Plaintiffs sued Defendant for breach of contract, arguing that Defendant was required to comply with the contractual sixty-days’ notice provisions regardless of any effect the OABFA had on the franchise agreements. Plaintiffs also sought a declaration that Defendant is not a successor manufacturer under § 1333.85(D). Defendant counterclaimed, seeking a declaration that it is a successor manufacturer under § 1333.85(D) and was entitled to unilaterally terminate the franchise agreements.
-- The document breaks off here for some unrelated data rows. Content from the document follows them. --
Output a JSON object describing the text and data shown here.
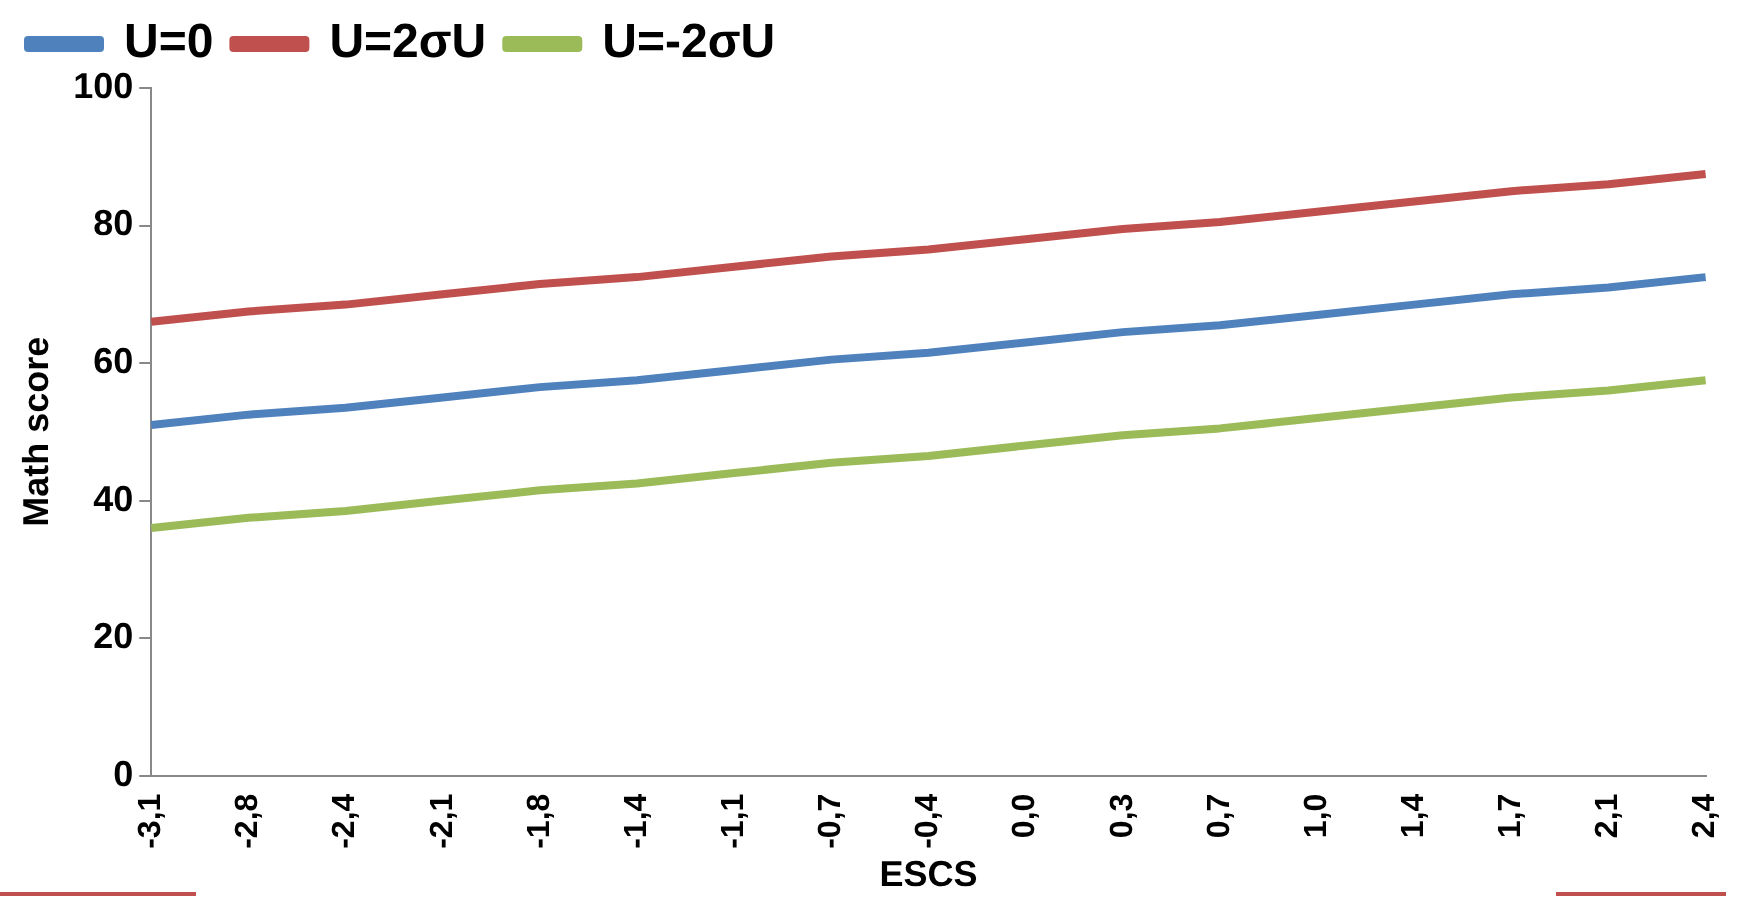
{
  "chart_data": {
    "type": "line",
    "xlabel": "ESCS",
    "ylabel": "Math score",
    "categories": [
      "-3,1",
      "-2,8",
      "-2,4",
      "-2,1",
      "-1,8",
      "-1,4",
      "-1,1",
      "-0,7",
      "-0,4",
      "0,0",
      "0,3",
      "0,7",
      "1,0",
      "1,4",
      "1,7",
      "2,1",
      "2,4"
    ],
    "series": [
      {
        "name": "U=0",
        "color": "#4f81bd",
        "values": [
          51,
          52.5,
          53.5,
          55,
          56.5,
          57.5,
          59,
          60.5,
          61.5,
          63,
          64.5,
          65.5,
          67,
          68.5,
          70,
          71,
          72.5
        ]
      },
      {
        "name": "U=2σU",
        "color": "#c0504d",
        "values": [
          66,
          67.5,
          68.5,
          70,
          71.5,
          72.5,
          74,
          75.5,
          76.5,
          78,
          79.5,
          80.5,
          82,
          83.5,
          85,
          86,
          87.5
        ]
      },
      {
        "name": "U=-2σU",
        "color": "#9bbb59",
        "values": [
          36,
          37.5,
          38.5,
          40,
          41.5,
          42.5,
          44,
          45.5,
          46.5,
          48,
          49.5,
          50.5,
          52,
          53.5,
          55,
          56,
          57.5
        ]
      }
    ],
    "ylim": [
      0,
      100
    ],
    "yticks": [
      0,
      20,
      40,
      60,
      80,
      100
    ],
    "grid": false,
    "legend": "top",
    "marker": "none",
    "line_style": "solid"
  }
}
In deciding the parties’ cross-motions for summary judgment, the district court found it unnecessary to decide whether Defendant qualified as a successor manufacturer under the OABFA. Instead, the district court assumed that Defendant was a successor manufacturer and concluded that Defendant breached its independent contractual obligations with Plaintiffs by failing to notify them sixty days in advance of terminating the franchise agreements. Defendant argued that the OABFA supplanted the sixty-days’ notice provisions, but the district court rejected that argument. Instead, the district court concluded that Defendant remained bound by the provisions after the sale of its stock from S & P Company to PHI. See Bellas Company v. Pabst Brewing Company, No. 2:10— cv-907, 2011 WL 883154 (S.D.Ohio Mar. 11, 2011). In its judgment entry, the district court declared that Defendant breached the franchise agreements and that the franchise agreements remained in effect. Defendant timely appealed.

DISCUSSION

I. Standard of Review

We review the district court’s decision to grant summary judgment de novo. Wimbush v. Wyeth, 619 F.3d 632, 636 (6th Cir.2010). A moving party is entitled to *556 summary judgment if the pleadings, the discovery and the disclosure materials on file, and any affidavits prove “that there is no genuine issue as to any material fact and that the movant is entitled to judgment as a matter of law.” Fed.R.Civ.P. 56(a). There exists no genuine issue of fact where the record “taken as a whole could not lead a rational trier of fact to find for the non-moving party.” Matsushita Elec. Indus. v.